Wali Kota Depok, Mohammad Idris saat membuka Musabaqah Tilawatil Quran (MTQ) XIX di lapangan Radar Auri, Cimanggis pada Rabu (21/11). (Foto: Bima/Diskominfo).

depok.go.id- Wali Kota Depok Mohammad Idris resmi membuka Musabaqah Tilawatil Quran (MTQ) XIX di lapangan Radar Auri, Cimanggis pada Rabu (21/11). Kegiatan yang diikuti oleh 11 kecamatan di Kota Depok tersebut diselenggarakan untuk meningkatkan keimanan masyarakat Kota Depok.

Wali Kota Depok Mohammad Idris mengatakan, perlombaan MTQ ini dapat membawa kebanggaan tersendiri bagi Kota Depok. Sebab, para kafilah MTQ dapat ikut mewujudkan Depok sebagai kota yang religius.
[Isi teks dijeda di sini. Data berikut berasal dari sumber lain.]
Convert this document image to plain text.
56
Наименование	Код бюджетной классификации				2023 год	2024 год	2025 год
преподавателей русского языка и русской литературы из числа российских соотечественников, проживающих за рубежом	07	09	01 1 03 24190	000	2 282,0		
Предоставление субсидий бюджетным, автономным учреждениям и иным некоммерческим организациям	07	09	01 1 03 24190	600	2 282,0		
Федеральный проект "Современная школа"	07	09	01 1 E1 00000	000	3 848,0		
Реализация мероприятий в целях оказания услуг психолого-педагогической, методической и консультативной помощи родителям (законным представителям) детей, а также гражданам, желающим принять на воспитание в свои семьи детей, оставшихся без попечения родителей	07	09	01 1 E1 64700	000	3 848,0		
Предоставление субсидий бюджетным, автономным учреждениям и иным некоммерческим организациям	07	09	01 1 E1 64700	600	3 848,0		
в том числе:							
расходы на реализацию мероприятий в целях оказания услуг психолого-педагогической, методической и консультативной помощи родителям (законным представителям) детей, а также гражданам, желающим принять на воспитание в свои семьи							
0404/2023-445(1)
“Ini dapat menjadi langkah bersama guna mendalami Alquran. Sbagai umat muslim harus membaca, memahami, dan mengamalkan nilai-nilai di dalam kitab suci,” katanya saat pembukaan acara MTQ Tingkat Kota Depok.

Menurutnya, kegiatan ini juga sebagai wadah dalam mengembangkan pemahaman dan keahlian warga Depok yang telah mendalami Alquran, serta memiliki wawasan luas dalam mempererat ukhuwah Islamiyah.

Di tempat yang sama, Ketua Lembaga Pengembangan Tilawatil Quran (LPTQ) Tingkat Kota Depok Sri Utomo menjelaskan, Kecamatan Cimanggis merupakan tuan rumah pelaksanaan MTQ di Tahun 2018. Berbagai cabang perlombaan yang dilombakan pada MTQ mampu memberikan dampak yang positif dalam meningkatkan keimanan bagi masyarakat Kota Depok.

“Ini kegiatan rutin yang setiap tahun kami lakukan untuk meningkatkan keimanan dan ketaqwaan kepada Allah SWT, serta menggali bakat dan potensi warga Depok dalam pemahaman Alquran,” tuturnya.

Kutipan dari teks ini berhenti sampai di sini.